By E. Sakellari
[email protected]
The European Commission will announce details for Greece’s post-memorandum supervision on July 11, as the former will assume the role of chief auditor of institutional creditors after Aug. 21, 2018 and until 2022.
The development, in fact, dominated talks between EU Commissioner Pierre Moscovici and Greek leadership during the latter’s visit to Athens on Tuesday.
As repeatedly cited over the past year or so, auditors of all four institutional creditors (Commission, IMF, ECB and the ESM) will conduct quarterly reviews until 2022, especially on whether this and the next Greek government is fulfilling post-bailout terms.
Moreover, each quarterly review will be accompanied by a report, expected to be closely dissected by money markets in order to gauge the country’s economic health.
The quarterly reports, two of which will be more extensive and binding, will also be linked with the disbursement of 4.8 billion euros in savings from medium-term debt relief measures – 1.2 billion euros per year for four years – recently extended to Greece.
Next up on the horizon is a 600-million-euro tranche, emanating from the June 21 Eurogroup decision, with all indications pointing to a December 2018 disbursement, as long as Athens meets its post-memorandum commitments.

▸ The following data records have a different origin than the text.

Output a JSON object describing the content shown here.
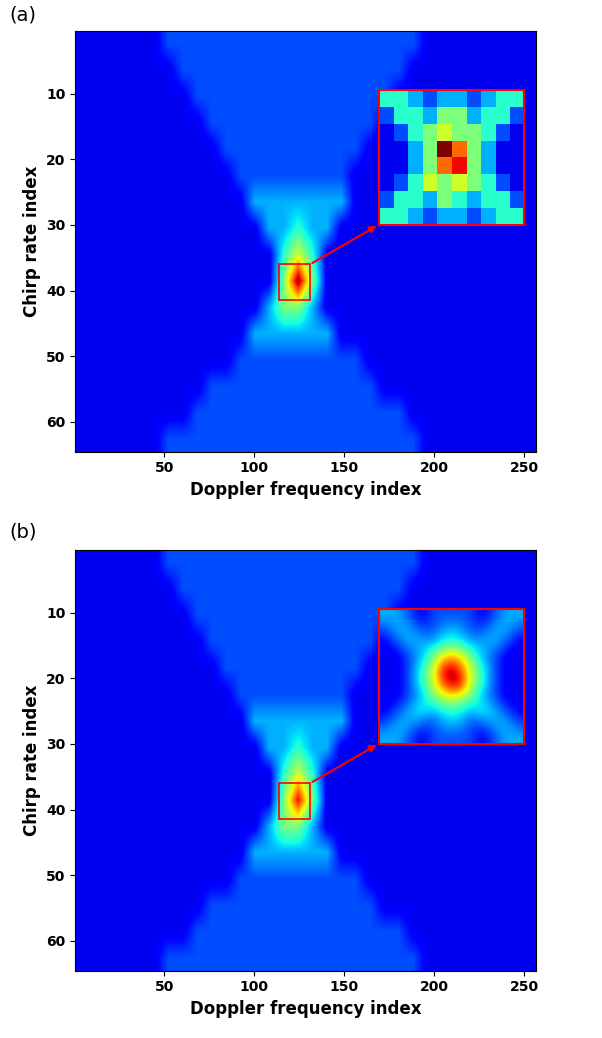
{
  "chart_data": [
    {
      "type": "heatmap",
      "title": "(a)",
      "x_label": "Doppler frequency index",
      "y_label": "Chirp rate index",
      "xlim": [
        0.5,
        256.5
      ],
      "ylim": [
        64.5,
        0.5
      ],
      "xticks": [
        50,
        100,
        150,
        200,
        250
      ],
      "yticks": [
        10,
        20,
        30,
        40,
        50,
        60
      ],
      "clim": [
        0,
        10
      ],
      "cells": [
        [
          1,
          1,
          1,
          1,
          1,
          1,
          2,
          2,
          2,
          2,
          2,
          2,
          2,
          2,
          2,
          2,
          2,
          2,
          2,
          2,
          2,
          2,
          2,
          2,
          1,
          1,
          1,
          1,
          1,
          1,
          1,
          1
        ],
        [
          1,
          1,
          1,
          1,
          1,
          1,
          1,
          2,
          2,
          2,
          2,
          2,
          2,
          2,
          2,
          2,
          2,
          2,
          2,
          2,
          2,
          2,
          2,
          1,
          1,
          1,
          1,
          1,
          1,
          1,
          1,
          1
        ],
        [
          1,
          1,
          1,
          1,
          1,
          1,
          1,
          1,
          2,
          2,
          2,
          2,
          2,
          2,
          2,
          2,
          2,
          2,
          2,
          2,
          2,
          2,
          1,
          1,
          1,
          1,
          1,
          1,
          1,
          1,
          1,
          1
        ],
        [
          1,
          1,
          1,
          1,
          1,
          1,
          1,
          1,
          1,
          2,
          2,
          2,
          2,
          2,
          2,
          2,
          2,
          2,
          2,
          2,
          2,
          1,
          1,
          1,
          1,
          1,
          1,
          1,
          1,
          1,
          1,
          1
        ],
        [
          1,
          1,
          1,
          1,
          1,
          1,
          1,
          1,
          1,
          1,
          2,
          2,
          2,
          2,
          2,
          2,
          2,
          2,
          2,
          2,
          1,
          1,
          1,
          1,
          1,
          1,
          1,
          1,
          1,
          1,
          1,
          1
        ],
        [
          1,
          1,
          1,
          1,
          1,
          1,
          1,
          1,
          1,
          1,
          1,
          2,
          2,
          2,
          2,
          2,
          2,
          2,
          2,
          1,
          1,
          1,
          1,
          1,
          1,
          1,
          1,
          1,
          1,
          1,
          1,
          1
        ],
        [
          1,
          1,
          1,
          1,
          1,
          1,
          1,
          1,
          1,
          1,
          1,
          1,
          3,
          3,
          3,
          3,
          3,
          3,
          3,
          1,
          1,
          1,
          1,
          1,
          1,
          1,
          1,
          1,
          1,
          1,
          1,
          1
        ],
        [
          1,
          1,
          1,
          1,
          1,
          1,
          1,
          1,
          1,
          1,
          1,
          1,
          1,
          3,
          3,
          4,
          3,
          3,
          1,
          1,
          1,
          1,
          1,
          1,
          1,
          1,
          1,
          1,
          1,
          1,
          1,
          1
        ],
        [
          1,
          1,
          1,
          1,
          1,
          1,
          1,
          1,
          1,
          1,
          1,
          1,
          1,
          1,
          4,
          6,
          4,
          1,
          1,
          1,
          1,
          1,
          1,
          1,
          1,
          1,
          1,
          1,
          1,
          1,
          1,
          1
        ],
        [
          1,
          1,
          1,
          1,
          1,
          1,
          1,
          1,
          1,
          1,
          1,
          1,
          1,
          1,
          5,
          10,
          5,
          1,
          1,
          1,
          1,
          1,
          1,
          1,
          1,
          1,
          1,
          1,
          1,
          1,
          1,
          1
        ],
        [
          1,
          1,
          1,
          1,
          1,
          1,
          1,
          1,
          1,
          1,
          1,
          1,
          1,
          3,
          5,
          5,
          3,
          1,
          1,
          1,
          1,
          1,
          1,
          1,
          1,
          1,
          1,
          1,
          1,
          1,
          1,
          1
        ],
        [
          1,
          1,
          1,
          1,
          1,
          1,
          1,
          1,
          1,
          1,
          1,
          1,
          3,
          3,
          3,
          3,
          3,
          3,
          1,
          1,
          1,
          1,
          1,
          1,
          1,
          1,
          1,
          1,
          1,
          1,
          1,
          1
        ],
        [
          1,
          1,
          1,
          1,
          1,
          1,
          1,
          1,
          1,
          1,
          1,
          2,
          2,
          2,
          2,
          2,
          2,
          2,
          2,
          2,
          1,
          1,
          1,
          1,
          1,
          1,
          1,
          1,
          1,
          1,
          1,
          1
        ],
        [
          1,
          1,
          1,
          1,
          1,
          1,
          1,
          1,
          1,
          2,
          2,
          2,
          2,
          2,
          2,
          2,
          2,
          2,
          2,
          2,
          2,
          1,
          1,
          1,
          1,
          1,
          1,
          1,
          1,
          1,
          1,
          1
        ],
        [
          1,
          1,
          1,
          1,
          1,
          1,
          1,
          1,
          2,
          2,
          2,
          2,
          2,
          2,
          2,
          2,
          2,
          2,
          2,
          2,
          2,
          2,
          2,
          1,
          1,
          1,
          1,
          1,
          1,
          1,
          1,
          1
        ],
        [
          1,
          1,
          1,
          1,
          1,
          1,
          2,
          2,
          2,
          2,
          2,
          2,
          2,
          2,
          2,
          2,
          2,
          2,
          2,
          2,
          2,
          2,
          2,
          2,
          1,
          1,
          1,
          1,
          1,
          1,
          1,
          1
        ]
      ],
      "inset": {
        "x_range": [
          114,
          131
        ],
        "y_range": [
          36,
          41.5
        ],
        "cells": [
          [
            4,
            4,
            3,
            2,
            3,
            3,
            2,
            3,
            4,
            4
          ],
          [
            2,
            4,
            4,
            3,
            5,
            5,
            3,
            4,
            4,
            2
          ],
          [
            1,
            2,
            4,
            5,
            6,
            5,
            5,
            4,
            2,
            1
          ],
          [
            1,
            1,
            3,
            5,
            10,
            8,
            5,
            3,
            1,
            1
          ],
          [
            1,
            1,
            3,
            5,
            8,
            9,
            5,
            3,
            1,
            1
          ],
          [
            1,
            2,
            4,
            6,
            5,
            6,
            5,
            4,
            2,
            1
          ],
          [
            2,
            4,
            4,
            3,
            5,
            4,
            3,
            4,
            4,
            2
          ],
          [
            4,
            4,
            3,
            2,
            3,
            3,
            2,
            3,
            4,
            4
          ]
        ]
      }
    },
    {
      "type": "heatmap",
      "title": "(b)",
      "x_label": "Doppler frequency index",
      "y_label": "Chirp rate index",
      "xlim": [
        0.5,
        256.5
      ],
      "ylim": [
        64.5,
        0.5
      ],
      "xticks": [
        50,
        100,
        150,
        200,
        250
      ],
      "yticks": [
        10,
        20,
        30,
        40,
        50,
        60
      ],
      "clim": [
        0,
        10
      ],
      "cells": [
        [
          1,
          1,
          1,
          1,
          1,
          1,
          2,
          2,
          2,
          2,
          2,
          2,
          2,
          2,
          2,
          2,
          2,
          2,
          2,
          2,
          2,
          2,
          2,
          2,
          1,
          1,
          1,
          1,
          1,
          1,
          1,
          1
        ],
        [
          1,
          1,
          1,
          1,
          1,
          1,
          1,
          2,
          2,
          2,
          2,
          2,
          2,
          2,
          2,
          2,
          2,
          2,
          2,
          2,
          2,
          2,
          2,
          1,
          1,
          1,
          1,
          1,
          1,
          1,
          1,
          1
        ],
        [
          1,
          1,
          1,
          1,
          1,
          1,
          1,
          1,
          2,
          2,
          2,
          2,
          2,
          2,
          2,
          2,
          2,
          2,
          2,
          2,
          2,
          2,
          1,
          1,
          1,
          1,
          1,
          1,
          1,
          1,
          1,
          1
        ],
        [
          1,
          1,
          1,
          1,
          1,
          1,
          1,
          1,
          1,
          2,
          2,
          2,
          2,
          2,
          2,
          2,
          2,
          2,
          2,
          2,
          2,
          1,
          1,
          1,
          1,
          1,
          1,
          1,
          1,
          1,
          1,
          1
        ],
        [
          1,
          1,
          1,
          1,
          1,
          1,
          1,
          1,
          1,
          1,
          2,
          2,
          2,
          2,
          2,
          2,
          2,
          2,
          2,
          2,
          1,
          1,
          1,
          1,
          1,
          1,
          1,
          1,
          1,
          1,
          1,
          1
        ],
        [
          1,
          1,
          1,
          1,
          1,
          1,
          1,
          1,
          1,
          1,
          1,
          2,
          2,
          2,
          2,
          2,
          2,
          2,
          2,
          1,
          1,
          1,
          1,
          1,
          1,
          1,
          1,
          1,
          1,
          1,
          1,
          1
        ],
        [
          1,
          1,
          1,
          1,
          1,
          1,
          1,
          1,
          1,
          1,
          1,
          1,
          3,
          3,
          3,
          3,
          3,
          3,
          3,
          1,
          1,
          1,
          1,
          1,
          1,
          1,
          1,
          1,
          1,
          1,
          1,
          1
        ],
        [
          1,
          1,
          1,
          1,
          1,
          1,
          1,
          1,
          1,
          1,
          1,
          1,
          1,
          3,
          3,
          4,
          3,
          3,
          1,
          1,
          1,
          1,
          1,
          1,
          1,
          1,
          1,
          1,
          1,
          1,
          1,
          1
        ],
        [
          1,
          1,
          1,
          1,
          1,
          1,
          1,
          1,
          1,
          1,
          1,
          1,
          1,
          1,
          4,
          6,
          4,
          1,
          1,
          1,
          1,
          1,
          1,
          1,
          1,
          1,
          1,
          1,
          1,
          1,
          1,
          1
        ],
        [
          1,
          1,
          1,
          1,
          1,
          1,
          1,
          1,
          1,
          1,
          1,
          1,
          1,
          1,
          5,
          9,
          5,
          1,
          1,
          1,
          1,
          1,
          1,
          1,
          1,
          1,
          1,
          1,
          1,
          1,
          1,
          1
        ],
        [
          1,
          1,
          1,
          1,
          1,
          1,
          1,
          1,
          1,
          1,
          1,
          1,
          1,
          3,
          5,
          5,
          3,
          1,
          1,
          1,
          1,
          1,
          1,
          1,
          1,
          1,
          1,
          1,
          1,
          1,
          1,
          1
        ],
        [
          1,
          1,
          1,
          1,
          1,
          1,
          1,
          1,
          1,
          1,
          1,
          1,
          3,
          3,
          3,
          3,
          3,
          3,
          1,
          1,
          1,
          1,
          1,
          1,
          1,
          1,
          1,
          1,
          1,
          1,
          1,
          1
        ],
        [
          1,
          1,
          1,
          1,
          1,
          1,
          1,
          1,
          1,
          1,
          1,
          2,
          2,
          2,
          2,
          2,
          2,
          2,
          2,
          2,
          1,
          1,
          1,
          1,
          1,
          1,
          1,
          1,
          1,
          1,
          1,
          1
        ],
        [
          1,
          1,
          1,
          1,
          1,
          1,
          1,
          1,
          1,
          2,
          2,
          2,
          2,
          2,
          2,
          2,
          2,
          2,
          2,
          2,
          2,
          1,
          1,
          1,
          1,
          1,
          1,
          1,
          1,
          1,
          1,
          1
        ],
        [
          1,
          1,
          1,
          1,
          1,
          1,
          1,
          1,
          2,
          2,
          2,
          2,
          2,
          2,
          2,
          2,
          2,
          2,
          2,
          2,
          2,
          2,
          2,
          1,
          1,
          1,
          1,
          1,
          1,
          1,
          1,
          1
        ],
        [
          1,
          1,
          1,
          1,
          1,
          1,
          2,
          2,
          2,
          2,
          2,
          2,
          2,
          2,
          2,
          2,
          2,
          2,
          2,
          2,
          2,
          2,
          2,
          2,
          1,
          1,
          1,
          1,
          1,
          1,
          1,
          1
        ]
      ],
      "inset": {
        "x_range": [
          114,
          131
        ],
        "y_range": [
          36,
          41.5
        ],
        "cells": [
          [
            3,
            3,
            2,
            1,
            2,
            2,
            2,
            2,
            1,
            2,
            3,
            3
          ],
          [
            2,
            3,
            3,
            2,
            2,
            3,
            3,
            2,
            2,
            3,
            3,
            2
          ],
          [
            1,
            2,
            3,
            3,
            3,
            4,
            4,
            3,
            3,
            3,
            2,
            1
          ],
          [
            1,
            1,
            2,
            3,
            5,
            7,
            7,
            5,
            3,
            2,
            1,
            1
          ],
          [
            1,
            1,
            2,
            4,
            6,
            10,
            9,
            6,
            4,
            2,
            1,
            1
          ],
          [
            1,
            1,
            2,
            4,
            6,
            9,
            10,
            6,
            4,
            2,
            1,
            1
          ],
          [
            1,
            1,
            2,
            3,
            5,
            6,
            6,
            5,
            3,
            2,
            1,
            1
          ],
          [
            1,
            2,
            3,
            4,
            3,
            4,
            4,
            3,
            4,
            3,
            2,
            1
          ],
          [
            2,
            3,
            3,
            2,
            2,
            3,
            3,
            2,
            2,
            3,
            3,
            2
          ],
          [
            3,
            3,
            2,
            1,
            2,
            2,
            2,
            2,
            1,
            2,
            3,
            3
          ]
        ]
      }
    }
  ]
}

The 1.2 billion euros Greece per year is set to receive for the next four years is divided into one billion euros from the return of profits generated by Greek bonds (ANFAs adn SMPs) held by European central banks and 200 million euros representing the savings from abolition of a step up interest rate that had been linked with loans allocated in the second memorandum package (EFSF).
The 4.8-billion-euro “windfall” is expected to cover short-term maturities – i.e. the more “expensive” debt in the Greek portfolio – or for much-needed investments.